Я с рожденья люблю просторную эту ночь,
эти звуки ее настойчивые, как руки,
эту воду времени в ступе тоски толочь,
и мотать послушно суровую нить разлуки.
Чтоб голубку спугнуть, сгодится холодный взгляд,
а ворона куста рассерженного боится,
и не так уж грубому солнцу бываешь рад,
если ты — росток, тем более, если птица.
Слежка
Он тихо произнес
совсем простое что-то,
сказал себе под нос, —
и вот пошла работа:
следим из-за угла,
меняя рост и внешность,
ведь слежкою была
всегда любая нежность
и воровством… Так вот —
устал, ему так нужно
улечься на живот,
чтобы уснуть послушно.
Следим. Пугаем сон.
И на бок неизбежно
перевернется он,
чтобы уснуть прилежно.
Мы ходим по стене.
Мы блики-следопыты.
Теперь он на спине.
Глаза его открыты.
Не помнит, что любим.
не знает, что ограблен.
И тьма — под ним, над ним,
он весь во тьму оправлен.
С него смывая тьму,
в рассвет макаем губку –
по радио ему
транслируем «Голубку».
* * *
Привязанный к ножке кровати бойцовый петух,
Которого нечем кормить, запропавшая почта,
Тревога, что так обостряет и зренье, и слух,
Москитная сетка любви к одиночеству, — вот что
Постигнет любого, чье тело слабее, чем дух.
Он слушает море. Могучие эти меха,
Раздутые ветром, работают мерно и трудно.

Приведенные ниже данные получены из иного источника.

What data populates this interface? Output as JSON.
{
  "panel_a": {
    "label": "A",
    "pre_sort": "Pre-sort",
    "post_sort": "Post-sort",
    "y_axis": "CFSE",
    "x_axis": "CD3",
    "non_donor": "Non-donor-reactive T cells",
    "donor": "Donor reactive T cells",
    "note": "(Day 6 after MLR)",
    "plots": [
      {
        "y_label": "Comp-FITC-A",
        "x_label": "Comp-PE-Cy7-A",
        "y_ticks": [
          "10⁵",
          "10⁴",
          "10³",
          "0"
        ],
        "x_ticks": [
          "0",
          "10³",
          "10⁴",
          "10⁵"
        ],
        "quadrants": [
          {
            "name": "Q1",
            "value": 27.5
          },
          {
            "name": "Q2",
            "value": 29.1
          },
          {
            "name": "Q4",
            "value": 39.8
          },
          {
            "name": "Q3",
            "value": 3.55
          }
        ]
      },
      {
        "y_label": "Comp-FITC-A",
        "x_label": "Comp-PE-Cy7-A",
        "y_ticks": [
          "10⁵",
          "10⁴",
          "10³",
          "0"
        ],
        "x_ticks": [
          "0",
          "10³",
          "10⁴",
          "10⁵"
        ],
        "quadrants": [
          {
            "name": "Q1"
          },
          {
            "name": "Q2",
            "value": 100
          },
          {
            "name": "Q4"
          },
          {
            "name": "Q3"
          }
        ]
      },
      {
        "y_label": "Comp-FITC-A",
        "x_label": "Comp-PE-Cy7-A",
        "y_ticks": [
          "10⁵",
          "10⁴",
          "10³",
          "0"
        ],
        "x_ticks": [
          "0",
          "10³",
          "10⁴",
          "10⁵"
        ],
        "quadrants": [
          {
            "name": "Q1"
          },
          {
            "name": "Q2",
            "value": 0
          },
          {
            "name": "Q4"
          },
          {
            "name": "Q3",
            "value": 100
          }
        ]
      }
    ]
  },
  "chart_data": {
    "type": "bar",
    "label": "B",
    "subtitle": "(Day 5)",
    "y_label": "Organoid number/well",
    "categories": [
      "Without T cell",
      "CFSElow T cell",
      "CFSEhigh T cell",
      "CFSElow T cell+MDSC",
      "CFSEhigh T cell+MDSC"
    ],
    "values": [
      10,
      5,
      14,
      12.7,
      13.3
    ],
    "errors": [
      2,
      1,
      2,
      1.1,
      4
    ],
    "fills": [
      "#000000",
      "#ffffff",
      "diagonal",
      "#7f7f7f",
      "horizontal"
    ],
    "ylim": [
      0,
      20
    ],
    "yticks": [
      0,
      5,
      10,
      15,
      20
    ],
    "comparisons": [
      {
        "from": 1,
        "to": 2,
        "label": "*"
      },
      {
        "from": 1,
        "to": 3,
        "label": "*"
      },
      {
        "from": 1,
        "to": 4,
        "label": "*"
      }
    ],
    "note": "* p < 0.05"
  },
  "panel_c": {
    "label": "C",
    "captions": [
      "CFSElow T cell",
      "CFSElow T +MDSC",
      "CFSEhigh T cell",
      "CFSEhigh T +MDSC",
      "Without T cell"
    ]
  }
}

И кто же сказал, будто жизнь напоследок тиха, —
Она шелестит беспрерывно и врет беспробудно,
Забавно дрожа, точно гребень того петуха:
Что смертью болеют не здесь, а в соседней стране –
Потреплет порой то Бразилию, то Аргентину,
Что дом стережет эта тень петуха на стене,
Что пули в упор, а тем более выстрела в спину
Не надо бояться, поскольку лежишь на спине.
Ну разве задует, как свечку, предутренний бриз –
Не раньше, чем сам соберешься загнуться от рака.
Бойцовый петух, эта самая злая из птиц,
Следит, как под утро кровать выплывает из мрака.
Он клюв разевает, предчувствуя в миске маис.
* * *
Пора уходить, потому что мы больше не можем.
Пора улетать, и куда, никому мы не скажем.
На этой планете печальны любые пейзажи,
и судьбы всех жителей так некрасиво похожи.
Задраим же люк и вернемся опять к нашей теме:
к тому, что для нас этот мир недостаточно тесен,
но мы покоряем — сжимая — пространство и время,
и этот рецепт, кроме нас, никому не известен.
Боится кленовая ветка, тревожится птица,
ревет, как ракета, за окнами мирная фура.
Они полагают, что нам уже не возвратиться,
и, может быть, ветка права, да и птица не дура.
* * *
Ночь к нам войдет и щебетом и лаем,
соседским кашлем, нецензурной бранью.
И жизнь прикинуться способна раем.
и сумерки — весенней гулкой ранью,
и я — все понимающей и чуткой,
и жесткая латынь — живым побегом,
и весть волшебная — обычной уткой,
и ты — обыкновенным человеком.
И снится в темноте жених невесте,
Не оставляя шанса ошибиться.
Кого застала ночь на новом месте —
Не спи, не верь, не слушай — даже птицу.